The two coaches share a high school alma mater, a friendship that made the due diligence on Notre Dame’s prolific playmaker easy. And it was clear that after all their research, Houston was aggressive in their pursuit of Fuller, trading up to make Notre Dame’s All-American the second receiver off the board, triggered a run at the position.

“He was a guy that we felt strongly about,” Texans general manager Rick Smith told the team’s official website. “We didn’t want to take a chance on not getting him. We were aggressive. We went and made the move.”

That move made Fuller’s decision to leave Notre Dame after three seasons a good one. While it’ll require the Irish to rebuild at a position where Fuller served as one of college football’s best home run hitters, it gives Houston a vertical threat that can extend the top of a defense for a Texans offense that was serious about finding some solutions for a team already in the playoff mix.

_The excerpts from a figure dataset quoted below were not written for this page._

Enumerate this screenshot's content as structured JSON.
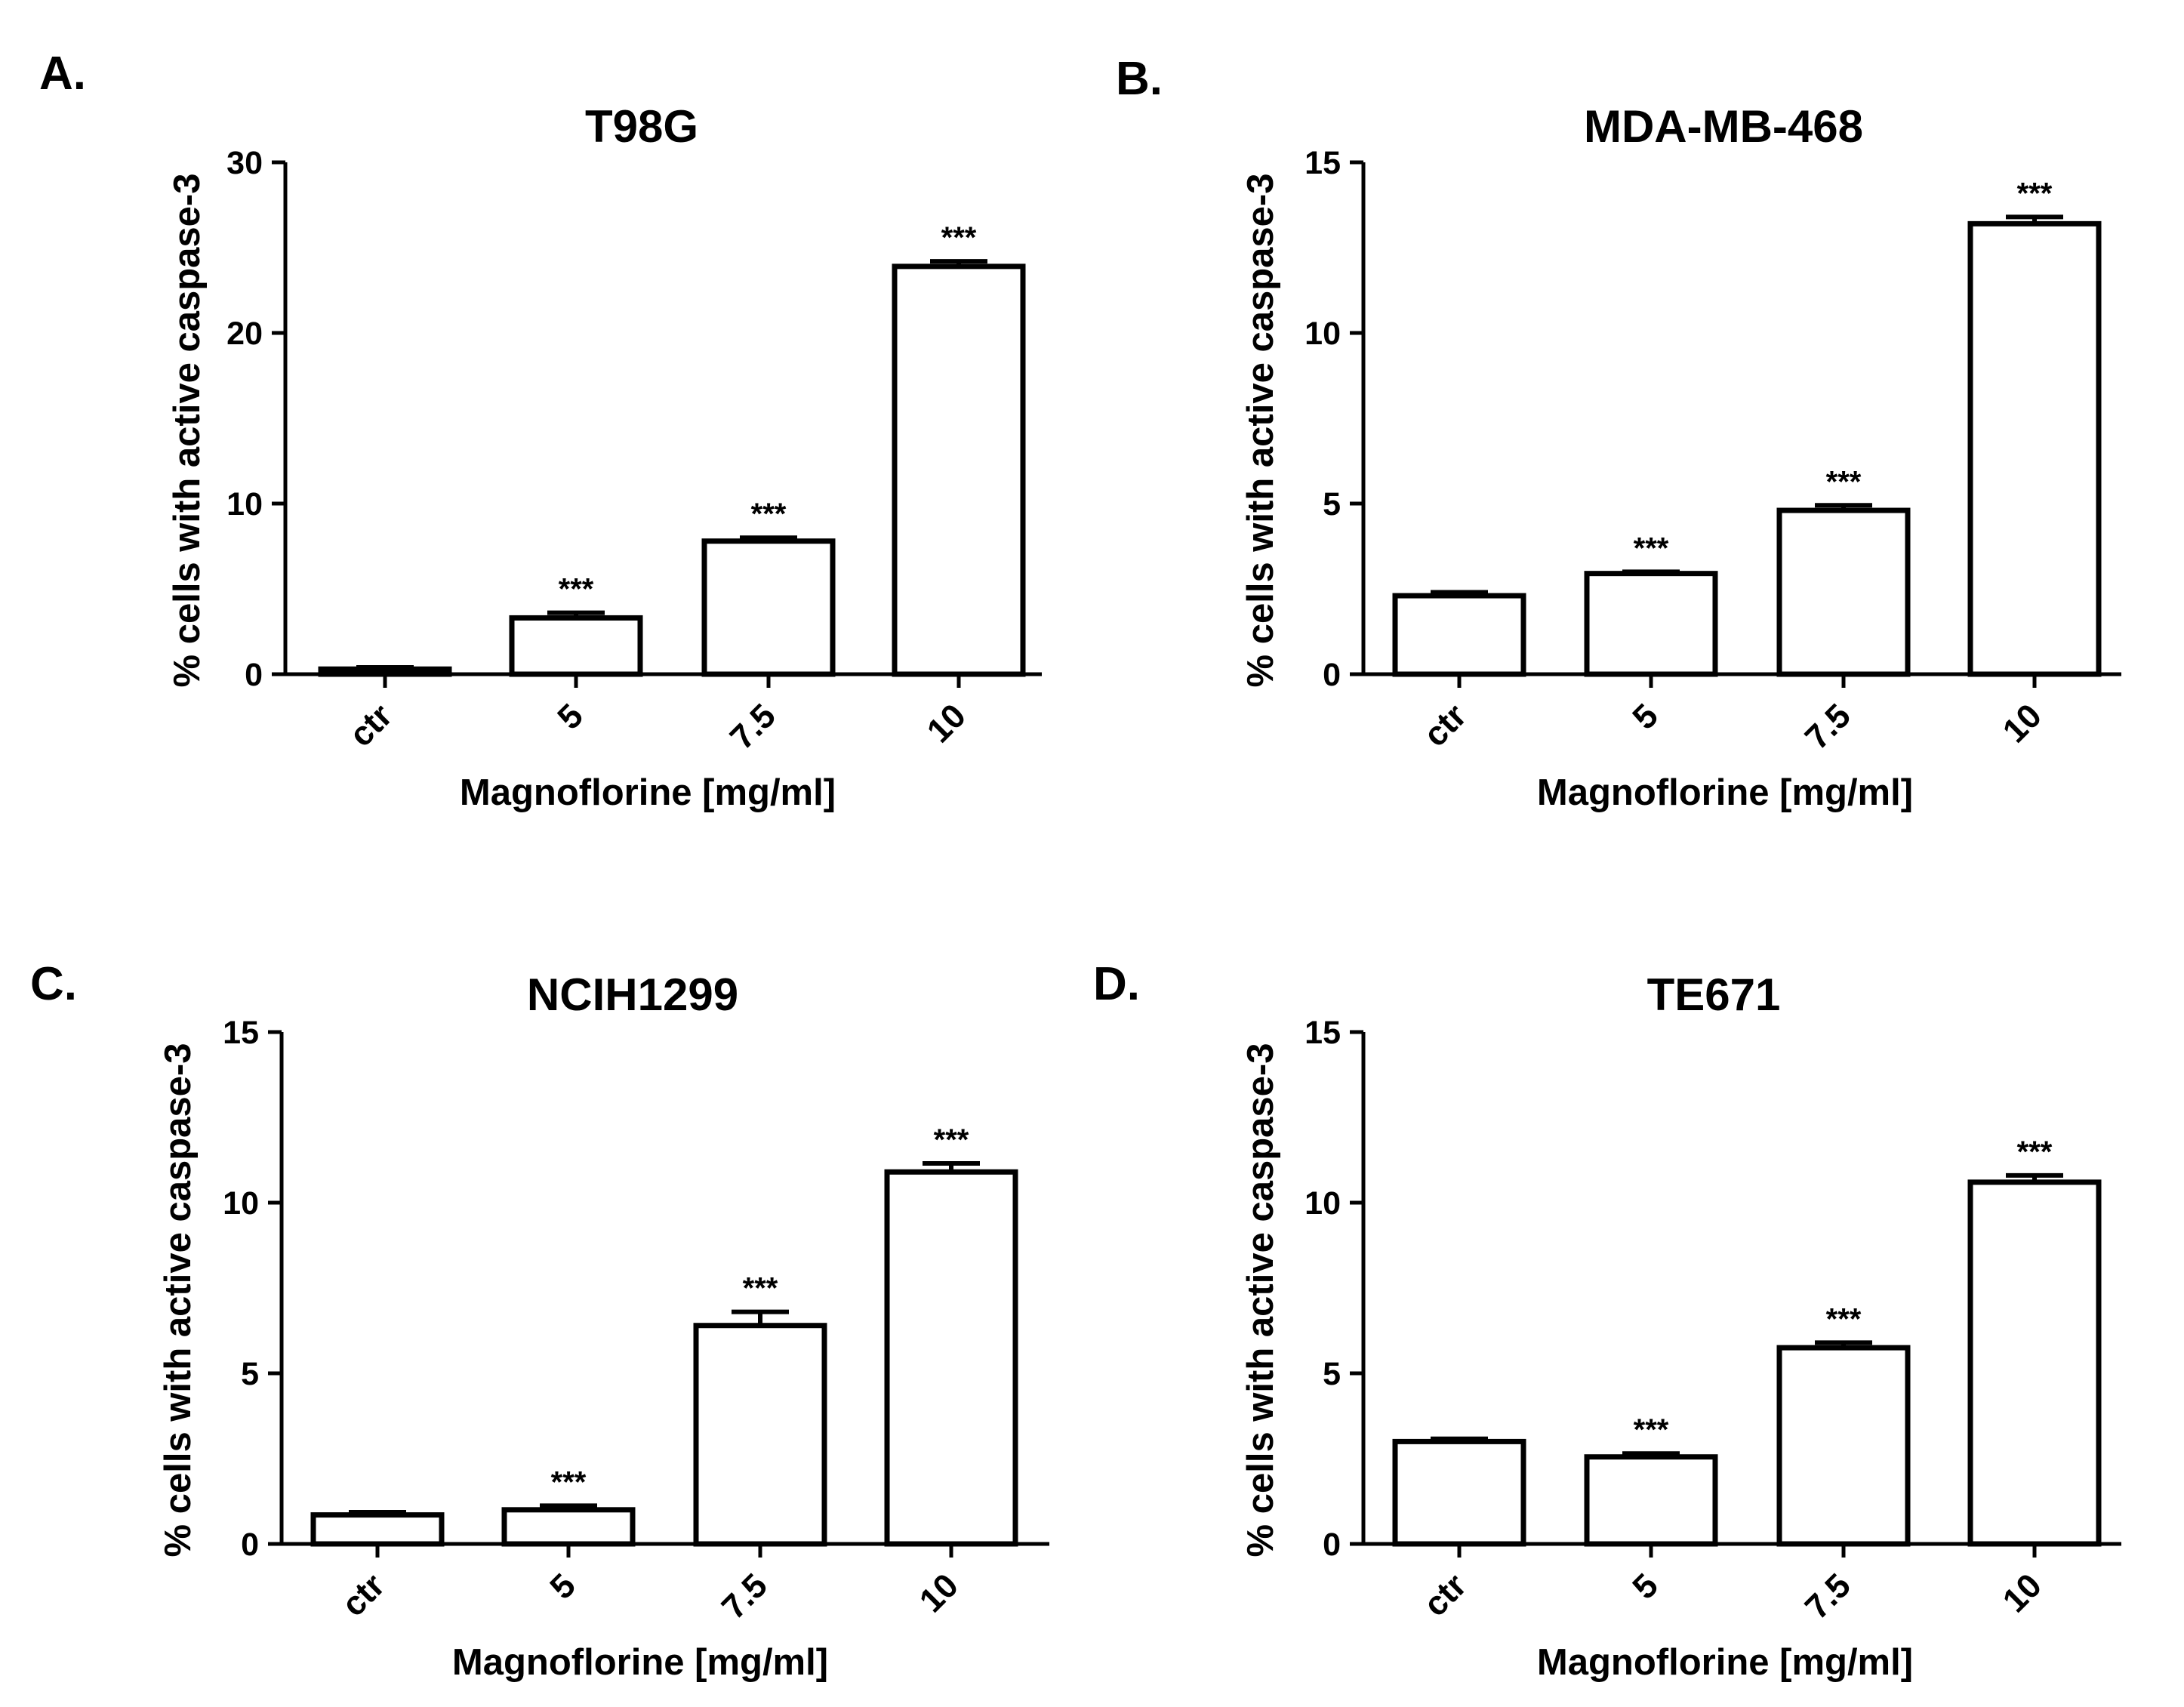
{
  "chart_data": [
    {
      "panel": "A.",
      "type": "bar",
      "title": "T98G",
      "xlabel": "Magnoflorine [mg/ml]",
      "ylabel": "% cells with active caspase-3",
      "categories": [
        "ctr",
        "5",
        "7.5",
        "10"
      ],
      "values": [
        0.3,
        3.3,
        7.8,
        23.9
      ],
      "errors": [
        0.1,
        0.3,
        0.2,
        0.3
      ],
      "significance": [
        "",
        "***",
        "***",
        "***"
      ],
      "ylim": [
        0,
        30
      ],
      "yticks": [
        0,
        10,
        20,
        30
      ]
    },
    {
      "panel": "B.",
      "type": "bar",
      "title": "MDA-MB-468",
      "xlabel": "Magnoflorine [mg/ml]",
      "ylabel": "% cells with active caspase-3",
      "categories": [
        "ctr",
        "5",
        "7.5",
        "10"
      ],
      "values": [
        2.3,
        2.95,
        4.8,
        13.2
      ],
      "errors": [
        0.1,
        0.05,
        0.15,
        0.2
      ],
      "significance": [
        "",
        "***",
        "***",
        "***"
      ],
      "ylim": [
        0,
        15
      ],
      "yticks": [
        0,
        5,
        10,
        15
      ]
    },
    {
      "panel": "C.",
      "type": "bar",
      "title": "NCIH1299",
      "xlabel": "Magnoflorine [mg/ml]",
      "ylabel": "% cells with active caspase-3",
      "categories": [
        "ctr",
        "5",
        "7.5",
        "10"
      ],
      "values": [
        0.85,
        1.0,
        6.4,
        10.9
      ],
      "errors": [
        0.08,
        0.12,
        0.4,
        0.25
      ],
      "significance": [
        "",
        "***",
        "***",
        "***"
      ],
      "ylim": [
        0,
        15
      ],
      "yticks": [
        0,
        5,
        10,
        15
      ]
    },
    {
      "panel": "D.",
      "type": "bar",
      "title": "TE671",
      "xlabel": "Magnoflorine [mg/ml]",
      "ylabel": "% cells with active caspase-3",
      "categories": [
        "ctr",
        "5",
        "7.5",
        "10"
      ],
      "values": [
        3.0,
        2.55,
        5.75,
        10.6
      ],
      "errors": [
        0.08,
        0.1,
        0.15,
        0.2
      ],
      "significance": [
        "",
        "***",
        "***",
        "***"
      ],
      "ylim": [
        0,
        15
      ],
      "yticks": [
        0,
        5,
        10,
        15
      ]
    }
  ]
}
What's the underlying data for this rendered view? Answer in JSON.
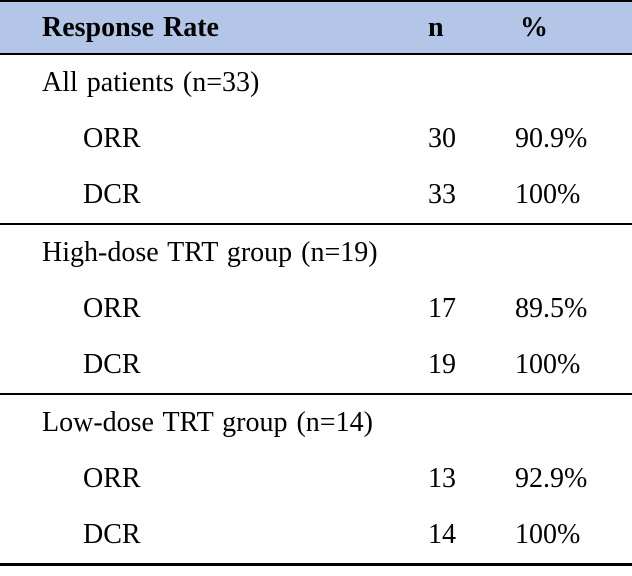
{
  "colors": {
    "header_background": "#b4c6e7",
    "rule_lines": "#000000",
    "text": "#000000"
  },
  "table": {
    "header": {
      "label": "Response Rate",
      "n": "n",
      "pct": "%"
    },
    "sections": [
      {
        "group": "All patients (n=33)",
        "rows": [
          {
            "label": "ORR",
            "n": "30",
            "pct": "90.9%"
          },
          {
            "label": "DCR",
            "n": "33",
            "pct": "100%"
          }
        ]
      },
      {
        "group": "High-dose TRT group (n=19)",
        "rows": [
          {
            "label": "ORR",
            "n": "17",
            "pct": "89.5%"
          },
          {
            "label": "DCR",
            "n": "19",
            "pct": "100%"
          }
        ]
      },
      {
        "group": "Low-dose TRT group (n=14)",
        "rows": [
          {
            "label": "ORR",
            "n": "13",
            "pct": "92.9%"
          },
          {
            "label": "DCR",
            "n": "14",
            "pct": "100%"
          }
        ]
      }
    ]
  },
  "chart_data": {
    "type": "table",
    "title": "Response Rate",
    "columns": [
      "Response Rate",
      "n",
      "%"
    ],
    "groups": [
      {
        "name": "All patients",
        "n_total": 33,
        "rows": [
          [
            "ORR",
            30,
            "90.9%"
          ],
          [
            "DCR",
            33,
            "100%"
          ]
        ]
      },
      {
        "name": "High-dose TRT group",
        "n_total": 19,
        "rows": [
          [
            "ORR",
            17,
            "89.5%"
          ],
          [
            "DCR",
            19,
            "100%"
          ]
        ]
      },
      {
        "name": "Low-dose TRT group",
        "n_total": 14,
        "rows": [
          [
            "ORR",
            13,
            "92.9%"
          ],
          [
            "DCR",
            14,
            "100%"
          ]
        ]
      }
    ]
  }
}
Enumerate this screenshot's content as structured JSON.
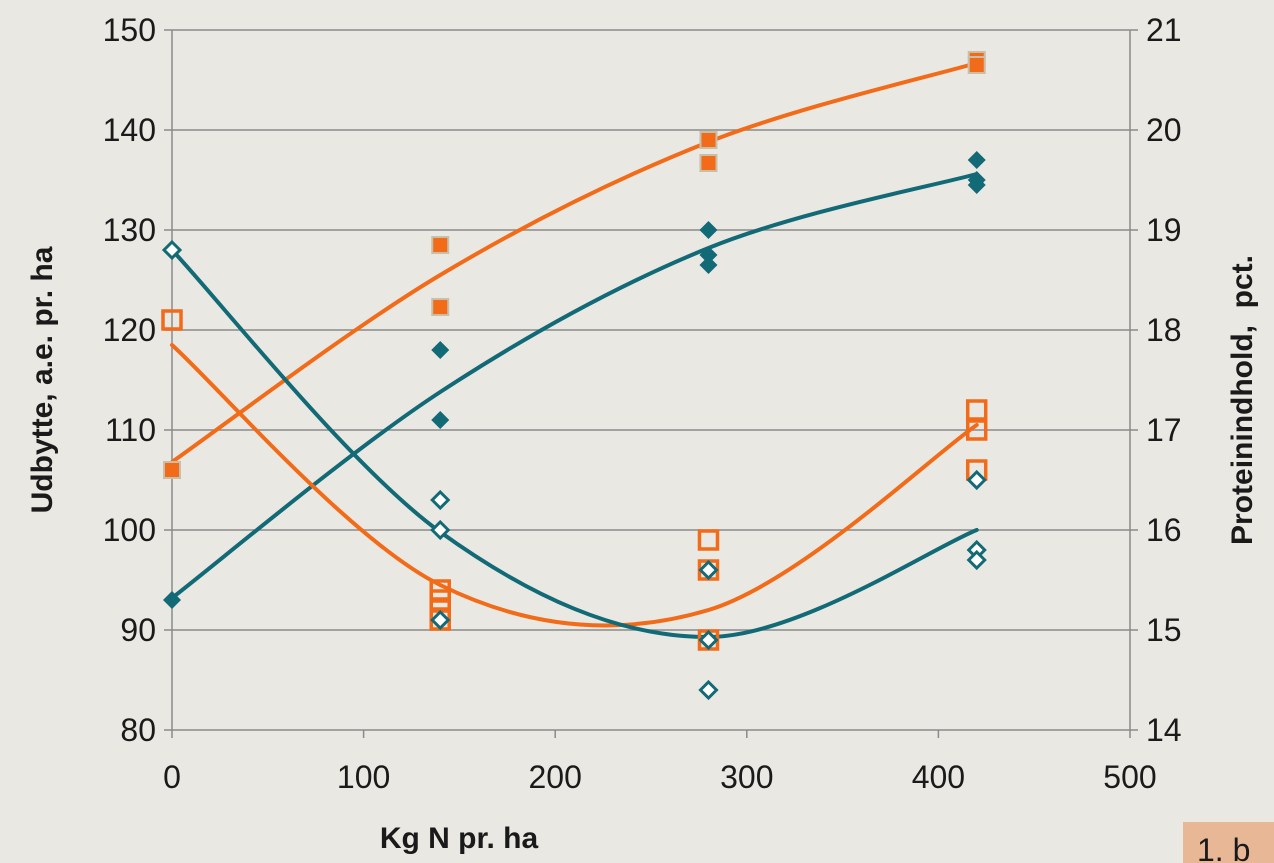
{
  "chart_data": {
    "type": "scatter",
    "title": "",
    "xlabel": "Kg N pr. ha",
    "ylabel": "Udbytte, a.e. pr. ha",
    "y2label": "Proteinindhold,  pct.",
    "xlim": [
      0,
      500
    ],
    "ylim": [
      80,
      150
    ],
    "y2lim": [
      14,
      21
    ],
    "x_ticks": [
      "0",
      "100",
      "200",
      "300",
      "400",
      "500"
    ],
    "y_ticks": [
      "80",
      "90",
      "100",
      "110",
      "120",
      "130",
      "140",
      "150"
    ],
    "y2_ticks": [
      "14",
      "15",
      "16",
      "17",
      "18",
      "19",
      "20",
      "21"
    ],
    "grid": true,
    "legend": "none",
    "series": [
      {
        "axis": "left",
        "marker": "square-filled",
        "color": "#f26b18",
        "points": [
          [
            0,
            106
          ],
          [
            140,
            128.5
          ],
          [
            140,
            122.3
          ],
          [
            280,
            139
          ],
          [
            280,
            136.7
          ],
          [
            420,
            147
          ],
          [
            420,
            146.5
          ]
        ],
        "trend": [
          [
            0,
            106.8
          ],
          [
            140,
            125.5
          ],
          [
            280,
            138.8
          ],
          [
            420,
            146.7
          ]
        ]
      },
      {
        "axis": "left",
        "marker": "diamond-filled",
        "color": "#136a77",
        "points": [
          [
            0,
            93
          ],
          [
            140,
            118
          ],
          [
            140,
            111
          ],
          [
            280,
            130
          ],
          [
            280,
            127.5
          ],
          [
            280,
            126.5
          ],
          [
            420,
            137
          ],
          [
            420,
            135
          ],
          [
            420,
            134.5
          ]
        ],
        "trend": [
          [
            0,
            93.2
          ],
          [
            140,
            113.8
          ],
          [
            280,
            128.2
          ],
          [
            420,
            135.6
          ]
        ]
      },
      {
        "axis": "right",
        "marker": "square-open",
        "color": "#f26b18",
        "points": [
          [
            0,
            18.1
          ],
          [
            140,
            15.4
          ],
          [
            140,
            15.3
          ],
          [
            140,
            15.2
          ],
          [
            140,
            15.1
          ],
          [
            280,
            15.9
          ],
          [
            280,
            15.6
          ],
          [
            280,
            14.9
          ],
          [
            420,
            17.2
          ],
          [
            420,
            17.0
          ],
          [
            420,
            16.6
          ]
        ],
        "trend": [
          [
            0,
            17.85
          ],
          [
            140,
            15.45
          ],
          [
            280,
            15.2
          ],
          [
            420,
            17.05
          ]
        ]
      },
      {
        "axis": "right",
        "marker": "diamond-open",
        "color": "#136a77",
        "points": [
          [
            0,
            18.8
          ],
          [
            140,
            16.3
          ],
          [
            140,
            16.0
          ],
          [
            140,
            15.1
          ],
          [
            280,
            15.6
          ],
          [
            280,
            14.9
          ],
          [
            280,
            14.4
          ],
          [
            420,
            16.5
          ],
          [
            420,
            15.8
          ],
          [
            420,
            15.7
          ]
        ],
        "trend": [
          [
            0,
            18.8
          ],
          [
            140,
            15.98
          ],
          [
            280,
            14.93
          ],
          [
            420,
            16.0
          ]
        ]
      }
    ]
  },
  "badge": {
    "text": "1. b"
  }
}
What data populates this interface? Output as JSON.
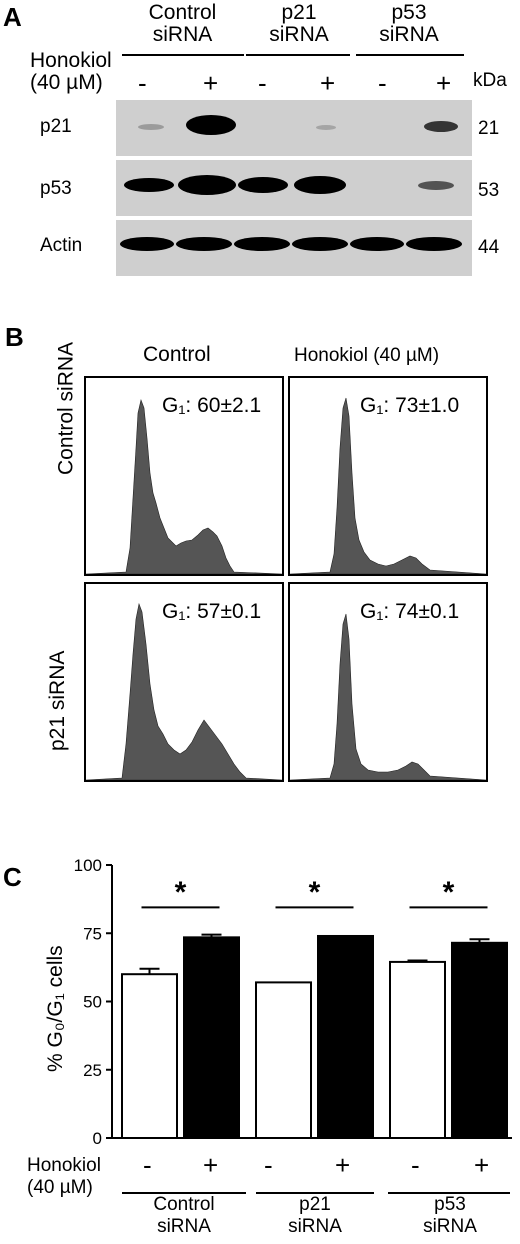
{
  "panelA": {
    "letter": "A",
    "groups": [
      {
        "line1": "Control",
        "line2": "siRNA"
      },
      {
        "line1": "p21",
        "line2": "siRNA"
      },
      {
        "line1": "p53",
        "line2": "siRNA"
      }
    ],
    "treatment_line1": "Honokiol",
    "treatment_line2": "(40 µM)",
    "signs": [
      "-",
      "+",
      "-",
      "+",
      "-",
      "+"
    ],
    "kda_label": "kDa",
    "rows": [
      {
        "protein": "p21",
        "kda": "21",
        "band_intensity": [
          0.15,
          1.0,
          0.05,
          0.1,
          0.0,
          0.45
        ]
      },
      {
        "protein": "p53",
        "kda": "53",
        "band_intensity": [
          0.8,
          1.0,
          0.85,
          0.9,
          0.0,
          0.35
        ]
      },
      {
        "protein": "Actin",
        "kda": "44",
        "band_intensity": [
          0.95,
          0.95,
          0.95,
          0.95,
          0.95,
          0.95
        ]
      }
    ]
  },
  "panelB": {
    "letter": "B",
    "col_headers": [
      "Control",
      "Honokiol (40 µM)"
    ],
    "row_headers": [
      "Control siRNA",
      "p21 siRNA"
    ],
    "g1_labels": [
      [
        "G₁: 60±2.1",
        "G₁: 73±1.0"
      ],
      [
        "G₁: 57±0.1",
        "G₁: 74±0.1"
      ]
    ],
    "fill_color": "#555555"
  },
  "panelC": {
    "letter": "C",
    "ylabel": "% G₀/G₁ cells",
    "signs": [
      "-",
      "+",
      "-",
      "+",
      "-",
      "+"
    ],
    "treatment_line1": "Honokiol",
    "treatment_line2": "(40 µM)",
    "groups": [
      {
        "line1": "Control",
        "line2": "siRNA"
      },
      {
        "line1": "p21",
        "line2": "siRNA"
      },
      {
        "line1": "p53",
        "line2": "siRNA"
      }
    ],
    "significance": "*"
  },
  "chart_data": {
    "type": "bar",
    "categories": [
      "Control siRNA",
      "p21 siRNA",
      "p53 siRNA"
    ],
    "series": [
      {
        "values": [
          60,
          57,
          64.5
        ],
        "errors": [
          2,
          0,
          0.5
        ],
        "color": "#ffffff"
      },
      {
        "values": [
          73.5,
          74,
          71.5
        ],
        "errors": [
          1,
          0,
          1.3
        ],
        "color": "#000000"
      }
    ],
    "ylim": [
      0,
      100
    ],
    "yticks": [
      0,
      25,
      50,
      75,
      100
    ],
    "ylabel": "% G₀/G₁ cells"
  }
}
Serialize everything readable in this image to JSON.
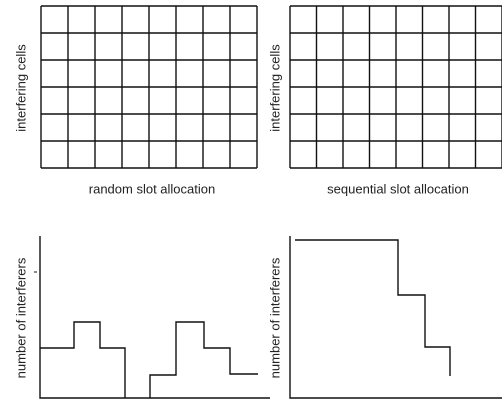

Yes, Fuller has work to do. Completing the easy catch is one big area. But for all the pre-draft talk about his limitations, Brian Kelly took on some of the criticism head-on when talking with the Texans’ media reporter.

“Some people have compared him to Teddy Ginn, that’s not fair. He can catch the ball vertically like nobody I’ve coached in 25 years,” Kelly said (a sentiment some hack also laid out). Teddy Ginn is a very good player, but this is a different kind of player. If you throw the ball deep, he’s going to catch the football.”

Fuller is never going to be the biggest receiver on the field. But while most of the banter on his game focused on the negative or his deep ball skills, expect Fuller to find a role not just running deep but unleashed in the screen game as well. After the Texans spent huge on quarterback Brock Osweiler and have invested in fellow Philadelphia native and 2015 third-round pick Jaelen Strong, Fuller wasn’t selected for the future but rather expected to be a day-one piece of the puzzle.

“This will change the speed on offense immediately,” Kelly said. “It was not ‘Hey, let’s wait a couple of years’. It was ‘Let’s go get this right now’ and I think Will will do that for them.”